Expert-Guided Explainable Few-Shot Learning with Active Sample Selection for Medical Image Analysis
- URL: http://arxiv.org/abs/2601.02409v1
- Date: Fri, 02 Jan 2026 05:09:35 GMT
- Title: Expert-Guided Explainable Few-Shot Learning with Active Sample Selection for Medical Image Analysis
- Authors: Longwei Wang, Ifrat Ikhtear Uddin, KC Santosh,
- Abstract summary: Expert-Guided Explainable Few-Shot Learning and Explainability-Guided AL are presented.<n>EGxFSL integrates radiologist-defined regions-of-interest as spatial supervision via Grad-CAM-based Dice loss.<n>xGAL introduces iterative sample acquisition prioritizing both predictive uncertainty and attention misalignment.

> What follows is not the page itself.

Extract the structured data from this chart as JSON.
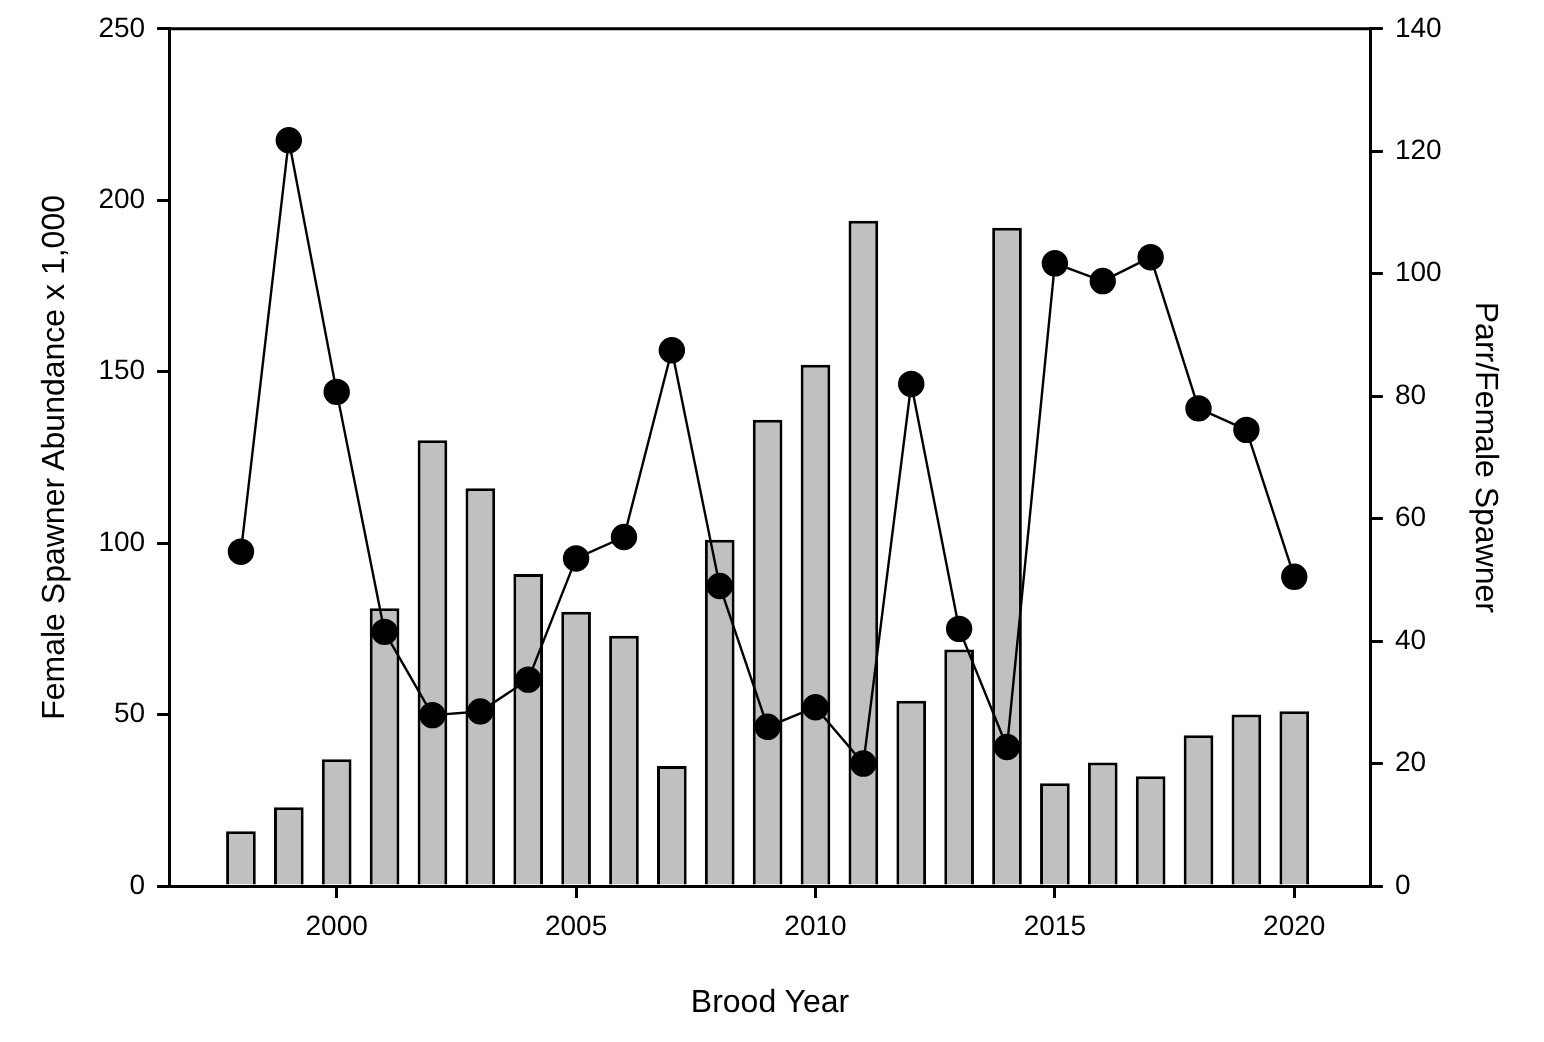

- Score: 2.7946918847372277
- License: http://creativecommons.org/licenses/by/4.0/
- Abstract: Medical image analysis faces two critical challenges: scarcity of labeled data and lack of model interpretability, both hindering clinical AI deployment. Few-shot learning (FSL) addresses data limitations but lacks transparency in predictions. Active learning (AL) methods optimize data acquisition but overlook interpretability of acquired samples. We propose a dual-framework solution: Expert-Guided Explainable Few-Shot Learning (EGxFSL) and Explainability-Guided AL (xGAL). EGxFSL integrates radiologist-defined regions-of-interest as spatial supervision via Grad-CAM-based Dice loss, jointly optimized with prototypical classification for interpretable few-shot learning. xGAL introduces iterative sample acquisition prioritizing both predictive uncertainty and attention misalignment, creating a closed-loop framework where explainability guides training and sample selection synergistically. On the BraTS (MRI), VinDr-CXR (chest X-ray), and SIIM-COVID-19 (chest X-ray) datasets, we achieve accuracies of 92\%, 76\%, and 62\%, respectively, consistently outperforming non-guided baselines across all datasets. Under severe data constraints, xGAL achieves 76\% accuracy with only 680 samples versus 57\% for random sampling. Grad-CAM visualizations demonstrate guided models focus on diagnostically relevant regions, with generalization validated on breast ultrasound confirming cross-modality applicability.